Have I got a bad winding? How is this suppose to work? The manual says that the switch lowers the speed by introducing resistance at the switch, but my ohmmeter doesn't back this up, both connections are essentially 0.4 ohms, which is what the ohmmeter reads when shorting the tips.
?????
-Scott
Deeply into wiring mode...
I can ohm out one circuit between two of the leads, but get nothing when trying to find a second circuit in the blower motor. Everything else shows open. I assume that one wire from the motor goes to ground on the firewall since there was only a two wire harness going from the switch to the motor.

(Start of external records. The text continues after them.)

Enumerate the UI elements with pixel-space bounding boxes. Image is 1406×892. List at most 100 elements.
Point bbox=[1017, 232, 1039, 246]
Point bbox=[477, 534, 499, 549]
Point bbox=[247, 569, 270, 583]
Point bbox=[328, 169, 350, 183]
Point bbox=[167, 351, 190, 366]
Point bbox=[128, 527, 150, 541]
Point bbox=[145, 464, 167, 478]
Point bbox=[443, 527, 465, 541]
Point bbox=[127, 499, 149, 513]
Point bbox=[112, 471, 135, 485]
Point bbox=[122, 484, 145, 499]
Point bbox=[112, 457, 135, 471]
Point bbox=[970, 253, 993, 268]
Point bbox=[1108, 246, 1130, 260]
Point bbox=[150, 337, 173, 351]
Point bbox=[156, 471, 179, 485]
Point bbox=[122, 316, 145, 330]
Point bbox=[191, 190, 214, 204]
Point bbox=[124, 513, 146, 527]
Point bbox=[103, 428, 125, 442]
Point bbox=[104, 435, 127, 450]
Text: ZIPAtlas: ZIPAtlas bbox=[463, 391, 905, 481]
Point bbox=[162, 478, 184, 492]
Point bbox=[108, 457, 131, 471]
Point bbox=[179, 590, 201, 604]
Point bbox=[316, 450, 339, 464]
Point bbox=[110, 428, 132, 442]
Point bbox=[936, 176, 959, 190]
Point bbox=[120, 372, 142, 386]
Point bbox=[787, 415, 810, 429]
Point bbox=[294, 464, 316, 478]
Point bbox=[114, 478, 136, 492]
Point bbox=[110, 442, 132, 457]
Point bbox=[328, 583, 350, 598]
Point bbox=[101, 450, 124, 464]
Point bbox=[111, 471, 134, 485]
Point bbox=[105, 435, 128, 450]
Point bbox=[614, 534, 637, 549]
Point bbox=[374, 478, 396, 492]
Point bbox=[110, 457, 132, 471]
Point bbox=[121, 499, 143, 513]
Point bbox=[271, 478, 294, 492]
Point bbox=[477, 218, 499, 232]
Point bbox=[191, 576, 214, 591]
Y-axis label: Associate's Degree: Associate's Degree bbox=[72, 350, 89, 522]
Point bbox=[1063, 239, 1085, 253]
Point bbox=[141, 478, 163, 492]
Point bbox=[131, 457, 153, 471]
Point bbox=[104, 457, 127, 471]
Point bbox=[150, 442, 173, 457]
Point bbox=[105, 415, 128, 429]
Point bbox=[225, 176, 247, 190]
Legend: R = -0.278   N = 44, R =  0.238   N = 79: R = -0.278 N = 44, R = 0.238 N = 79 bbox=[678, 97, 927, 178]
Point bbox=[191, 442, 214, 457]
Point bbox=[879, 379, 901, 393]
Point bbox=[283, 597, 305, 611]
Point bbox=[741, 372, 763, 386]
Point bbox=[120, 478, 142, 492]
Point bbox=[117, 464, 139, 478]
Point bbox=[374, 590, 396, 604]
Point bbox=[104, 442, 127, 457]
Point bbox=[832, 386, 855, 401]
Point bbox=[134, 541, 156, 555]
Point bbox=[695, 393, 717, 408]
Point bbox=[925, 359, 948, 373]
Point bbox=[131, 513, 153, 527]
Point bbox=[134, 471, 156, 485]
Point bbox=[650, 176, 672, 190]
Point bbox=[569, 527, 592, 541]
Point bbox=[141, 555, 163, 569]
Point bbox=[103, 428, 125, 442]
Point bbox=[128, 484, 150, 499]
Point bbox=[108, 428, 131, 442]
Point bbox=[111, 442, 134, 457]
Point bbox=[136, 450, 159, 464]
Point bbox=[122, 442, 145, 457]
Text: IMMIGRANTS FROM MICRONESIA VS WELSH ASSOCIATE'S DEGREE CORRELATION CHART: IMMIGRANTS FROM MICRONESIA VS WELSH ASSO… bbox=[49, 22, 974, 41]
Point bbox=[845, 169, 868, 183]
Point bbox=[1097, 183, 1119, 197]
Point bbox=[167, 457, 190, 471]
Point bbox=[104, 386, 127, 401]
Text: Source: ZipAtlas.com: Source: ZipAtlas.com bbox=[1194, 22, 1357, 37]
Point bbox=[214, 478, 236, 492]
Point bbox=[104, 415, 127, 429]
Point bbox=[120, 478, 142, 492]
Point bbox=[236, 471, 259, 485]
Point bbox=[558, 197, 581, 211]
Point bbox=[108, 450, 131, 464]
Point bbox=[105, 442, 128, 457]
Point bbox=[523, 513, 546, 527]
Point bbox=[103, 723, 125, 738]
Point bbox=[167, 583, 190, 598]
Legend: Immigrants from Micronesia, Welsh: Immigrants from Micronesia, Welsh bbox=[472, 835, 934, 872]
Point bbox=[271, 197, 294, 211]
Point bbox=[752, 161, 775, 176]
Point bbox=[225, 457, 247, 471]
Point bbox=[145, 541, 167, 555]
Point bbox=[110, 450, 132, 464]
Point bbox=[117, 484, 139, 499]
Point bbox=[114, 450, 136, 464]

Have I got a bad winding? How is this suppose to work? The manual says that the switch lowers the speed by introducing resistance at the switch, but my ohmmeter doesn't back this up, both connections are essentially 0.4 ohms, which is what the ohmmeter reads when shorting the tips.
?????
-Scott
Deeply into wiring mode...
#3
Try this, I did it on mine. One wire (black) should be ground. Place the other wire on a 12v hot and you should see the motor spin. Try the other wire and see if it spins faster or slower. That'll tell you which wire is low and high. Then just wire it to the switch. One hot to the switch and one wire to low speed and the other to high. Then ground the wire on the frame or whereever you get ground. The switch should be a two speed, one click and its on low. two clicks, high. Pretty straight forward.